Food waste could ’fatally undermine efforts’ to tackle global warming, Dave Lewis warned

Tesco has urged the government to make food waste reporting mandatory for businesses in the wake of the Covid crisis, with outgoing boss Dave Lewis warning a third of the world’s food was going to waste while millions go hungry.

The supermarket today said a three-year partnership across 71 of its biggest suppliers had seen food waste slashed by 200,000 tonnes.

However, Lewis warned that unless action was stepped up, food waste could “fatally undermine efforts” to tackle global warming.

A separate report by the IGD and Wrap today showed more than two-thirds of food businesses signed up to the UK’s landmark fight against food waste were still failing to publish their figures publicly. A further 400 major companies had yet to sign up at all.

Tesco reported that since launching a transparent reporting initiative in its supply chain three years ago, its own-label suppliers had cut 125,000 tonnes of food waste. Meanwhile, a partnership with 11 of the world’s biggest household brands, including Coca-Cola, Kellogg’s, Nestlé and Unilever, had seen them cut a further 30,000 tonnes from their operations.

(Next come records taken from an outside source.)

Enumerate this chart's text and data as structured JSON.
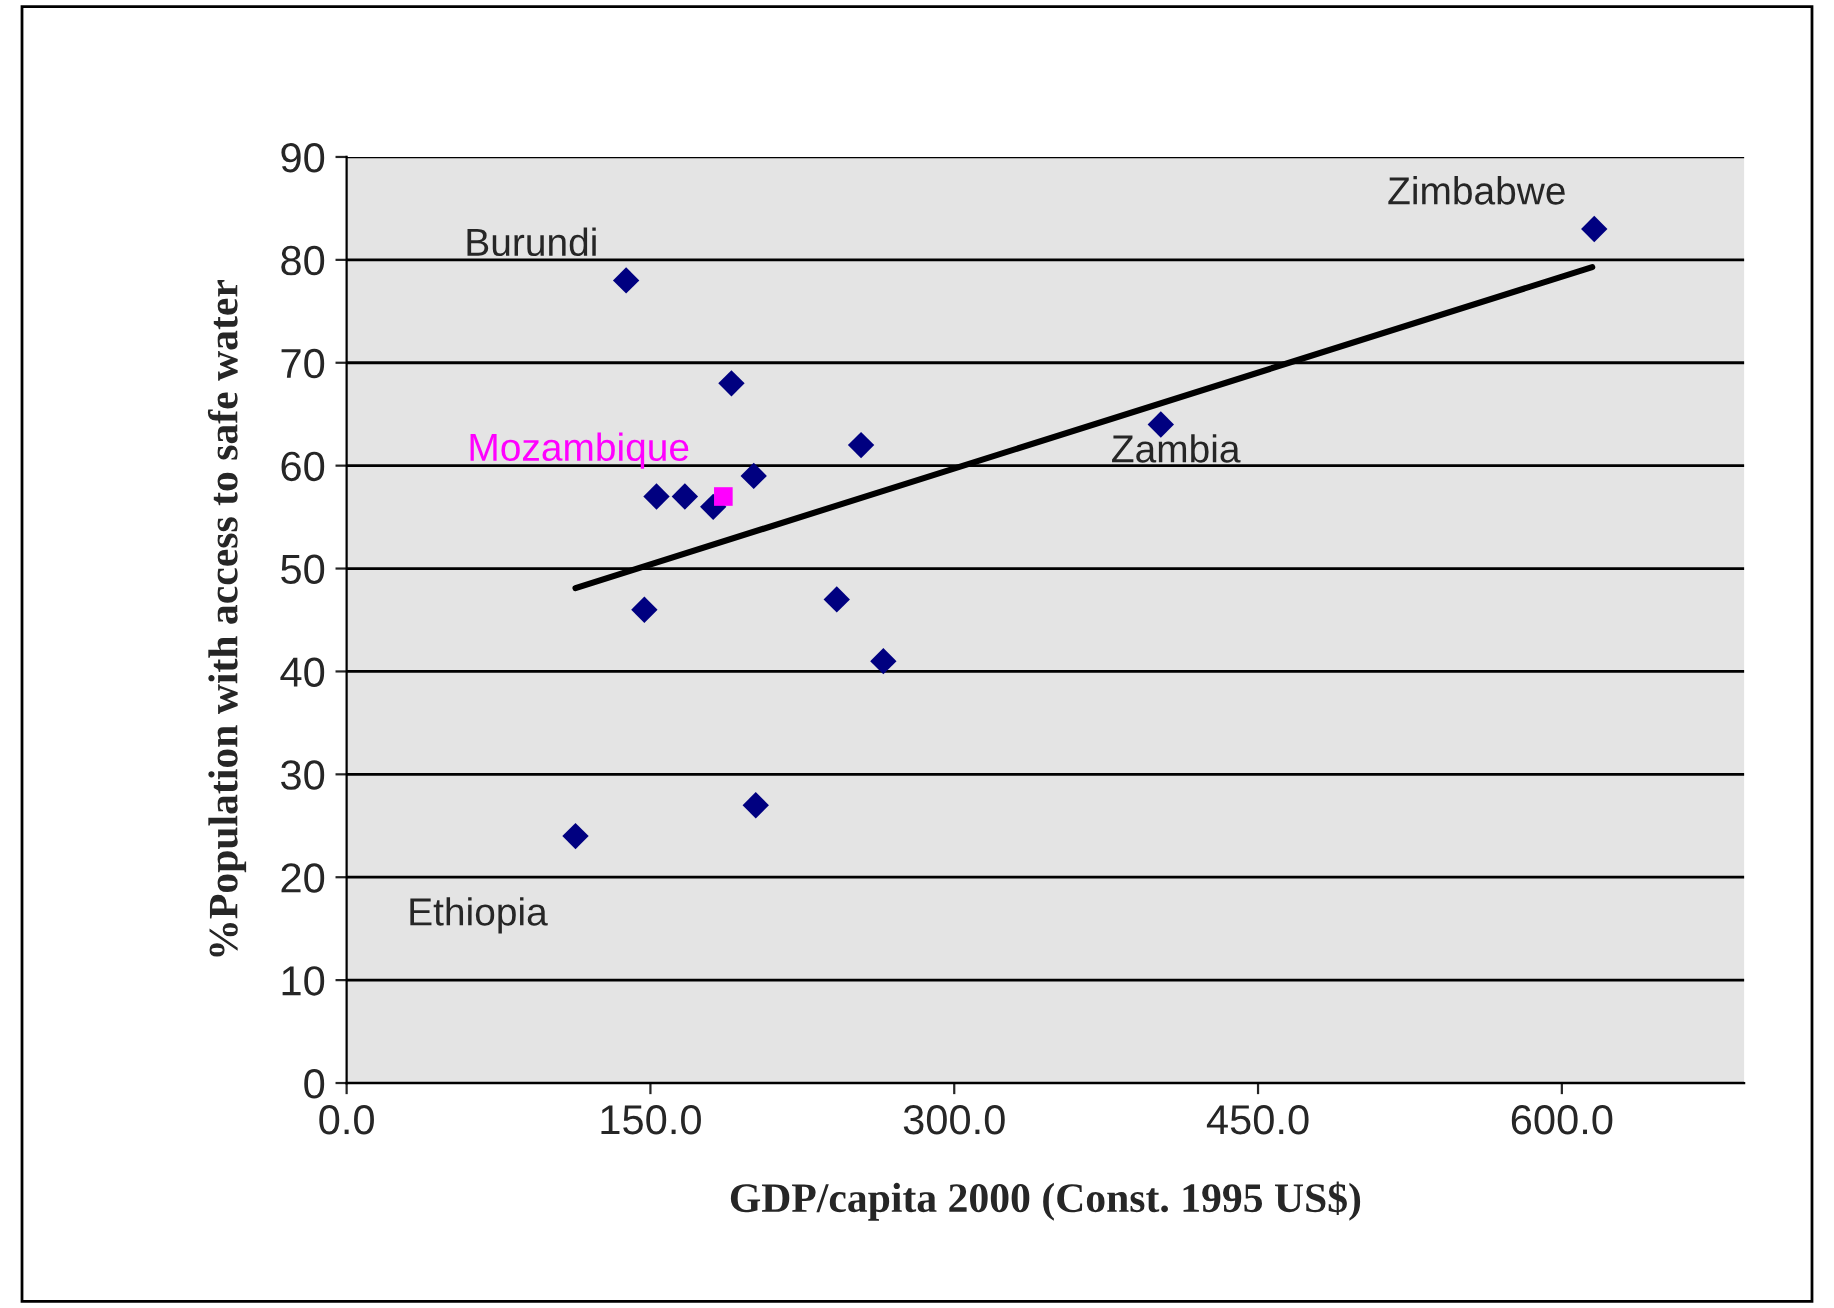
{
  "chart_data": {
    "type": "scatter",
    "xlabel": "GDP/capita 2000 (Const. 1995 US$)",
    "ylabel": "%Population with access to safe water",
    "xlim": [
      0,
      690
    ],
    "ylim": [
      0,
      90
    ],
    "xticks": [
      {
        "value": 0,
        "label": "0.0"
      },
      {
        "value": 150,
        "label": "150.0"
      },
      {
        "value": 300,
        "label": "300.0"
      },
      {
        "value": 450,
        "label": "450.0"
      },
      {
        "value": 600,
        "label": "600.0"
      }
    ],
    "yticks": [
      0,
      10,
      20,
      30,
      40,
      50,
      60,
      70,
      80,
      90
    ],
    "grid": "y",
    "marker": "diamond",
    "series": [
      {
        "color": "#000080",
        "x": [
          138,
          616,
          402,
          190,
          254,
          201,
          153,
          167,
          181,
          147,
          242,
          265,
          202,
          113
        ],
        "values": [
          78,
          83,
          64,
          68,
          62,
          59,
          57,
          57,
          56,
          46,
          47,
          41,
          27,
          24
        ]
      },
      {
        "name": "Mozambique",
        "color": "#ff00ff",
        "marker": "square",
        "x": [
          186
        ],
        "values": [
          57
        ]
      },
      {
        "type": "line",
        "color": "#000000",
        "marker": "none",
        "x": [
          113,
          615
        ],
        "values": [
          48.1,
          79.3
        ]
      }
    ],
    "annotations": [
      {
        "text": "Burundi",
        "x": 138,
        "y": 78
      },
      {
        "text": "Zimbabwe",
        "x": 616,
        "y": 83
      },
      {
        "text": "Zambia",
        "x": 402,
        "y": 64
      },
      {
        "text": "Ethiopia",
        "x": 113,
        "y": 24
      }
    ]
  }
}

The supermarket also announced it had cut 45,000 tonnes from its global operations since it began reporting and had already exceeded the United Nations’ Sustainable Development Goal 12.3 of halving food waste by 2030 in its Central European operation.

“One third of the world’s food is going to waste, while one in nine people go hungry,” said Lewis. “In order to halve global food waste by 2030, more must be done with more urgency than ever before.

“The UK has cut its food waste by 27% since 2007 and hundreds of companies, including many of our own suppliers, are doing their part too. But there is still more to do. We need even more companies to set food waste reduction targets and publish their data.”

“We are also asking the UK government, and its counterparts around the world, to embed food loss and waste reduction into post-Covid plans to bolster supply chains, as well as strategies to meet commitments to the Paris Agreement on Climate Change.”